Friday 30 April 2010

Professor G R Evans's Remarks

Professor G. R. Evans:
Madam Deputy Vice-Chancellor, can anything
persuade the Council to bend down and pick up this
gauntlet that it has thrown down and tip-toe away
hiding its blushes before the Regent House accepts its
challenge and there has to be a fight?
This is a matter where the Vice-Chancellor could
certainly take a lead, so that the most visible legacy of
her period in office does not become an ugly intrusion
in the corner of a beautiful fifteenth-century room.
Let me quote what the Vice-Chancellor said in her
Gomes Lecture in February:
An important university is – and must be –
simultaneously a community of scholars and a very
big organization, with operating and capital budgets
well in excess of a billion pounds annually in the case
of Cambridge, and substantial assets and liabilities.
Scholars make discoveries through independent
enquiry, informed by debate and argument within the
scholarly community. That modality does not work
well for the conduct of many of the affairs of a big
organization. The resulting tension is recognized in
Cambridge: the community of scholars delegates
operational authority to individuals, and it also
makes decisions by ‘democratic means’ – voting.1
The Vice-Chancellor is not here to preside at this
Discussion and respond in person on the record, but as
Chairman of the Council she will be in a position to
influence the content of the Notice in reply. It is
understood that she gave a strong lead in encouraging
the Council to publish the Report we are now discussing,
so she could certainly lead a rethink now. The Report
before us today should not have been seen by the
Council as a vote of confidence in the Vice-Chancellor.
That way lies the subtle consolidation of a Chief
Executive Vice-Chancellorship which was rejected by
the Regent House in Cambridge’s governance battles of
a few years ago. And even if they snap their fingers at
that, Council’s members would be wise to consider the
HEFCE-approved CUC guidelines about their
responsibility to act as a check on the executive power
of a Vice-Chancellor.
I see that five of the ‘elected’ members of Council
contributed a Dissenting Note. They remembered their
duty to uphold the Statutes. They said:
Statute A, VIII, 9(a)(ii) authorizes the Council to
block a ‘50-member’ Grace where there are good
reasons, such as if the Grace could not legally be
implemented or is out of time. The Report that
recommended such Graces said ‘the Syndicate
envisage that the Council’s authorization would be
withheld only on very rare occasions’. We do not
think the reasons given in this Report for withholding
authorization in this case are admissible reasons.

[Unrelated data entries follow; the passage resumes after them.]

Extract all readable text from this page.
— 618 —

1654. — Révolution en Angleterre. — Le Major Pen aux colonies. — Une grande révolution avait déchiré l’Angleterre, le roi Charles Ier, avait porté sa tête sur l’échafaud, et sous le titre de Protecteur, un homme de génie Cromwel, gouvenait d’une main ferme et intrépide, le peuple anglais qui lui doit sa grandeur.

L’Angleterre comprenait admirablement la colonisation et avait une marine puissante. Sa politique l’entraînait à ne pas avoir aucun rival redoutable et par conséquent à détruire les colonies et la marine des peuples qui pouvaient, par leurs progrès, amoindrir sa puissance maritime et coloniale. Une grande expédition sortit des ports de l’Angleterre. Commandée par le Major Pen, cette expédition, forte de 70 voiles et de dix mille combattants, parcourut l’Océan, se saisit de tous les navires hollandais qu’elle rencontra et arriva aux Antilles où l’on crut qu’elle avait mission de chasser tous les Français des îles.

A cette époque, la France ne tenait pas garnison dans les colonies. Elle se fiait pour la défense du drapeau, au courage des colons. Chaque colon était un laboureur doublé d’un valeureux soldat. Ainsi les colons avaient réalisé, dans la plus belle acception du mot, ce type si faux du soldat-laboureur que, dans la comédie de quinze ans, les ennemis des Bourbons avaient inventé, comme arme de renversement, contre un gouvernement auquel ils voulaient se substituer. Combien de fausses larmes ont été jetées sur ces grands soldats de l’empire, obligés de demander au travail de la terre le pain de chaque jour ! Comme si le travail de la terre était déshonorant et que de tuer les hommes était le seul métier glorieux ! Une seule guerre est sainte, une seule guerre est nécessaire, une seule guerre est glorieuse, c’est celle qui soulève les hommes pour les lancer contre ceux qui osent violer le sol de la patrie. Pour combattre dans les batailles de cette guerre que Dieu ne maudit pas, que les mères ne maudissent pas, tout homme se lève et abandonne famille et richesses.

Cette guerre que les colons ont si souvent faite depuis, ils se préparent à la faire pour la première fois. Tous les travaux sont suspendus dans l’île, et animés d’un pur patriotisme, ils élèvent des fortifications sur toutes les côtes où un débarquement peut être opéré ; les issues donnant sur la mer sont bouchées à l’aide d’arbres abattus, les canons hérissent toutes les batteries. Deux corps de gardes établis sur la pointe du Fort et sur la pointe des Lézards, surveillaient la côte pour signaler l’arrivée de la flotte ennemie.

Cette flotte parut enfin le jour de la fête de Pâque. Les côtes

The Vice-Chancellor sought in her lecture to make a
‘modal’ distinction between the running of ‘a very big
organization, with operating and capital budgets well in
excess of a billion pounds annually in the case of
Cambridge, and substantial assets and liabilities’, and
the part played by its academics. She seemed to be
saying that ‘debate and argument within the scholarly
community’ is a ‘modality’ that ‘does not work well for
the conduct of many of the affairs of a big organization’.
So (I do wish she was here to put me right), she appeared
to be suggesting in her Gomes Lecture that
administration of the organization with its huge
financial responsibilities not only ought to be left, but
could safely be left to the Unified Administrative
Service.
But surely that is a safe position only if the
administrative arm does not make expensive mistakes?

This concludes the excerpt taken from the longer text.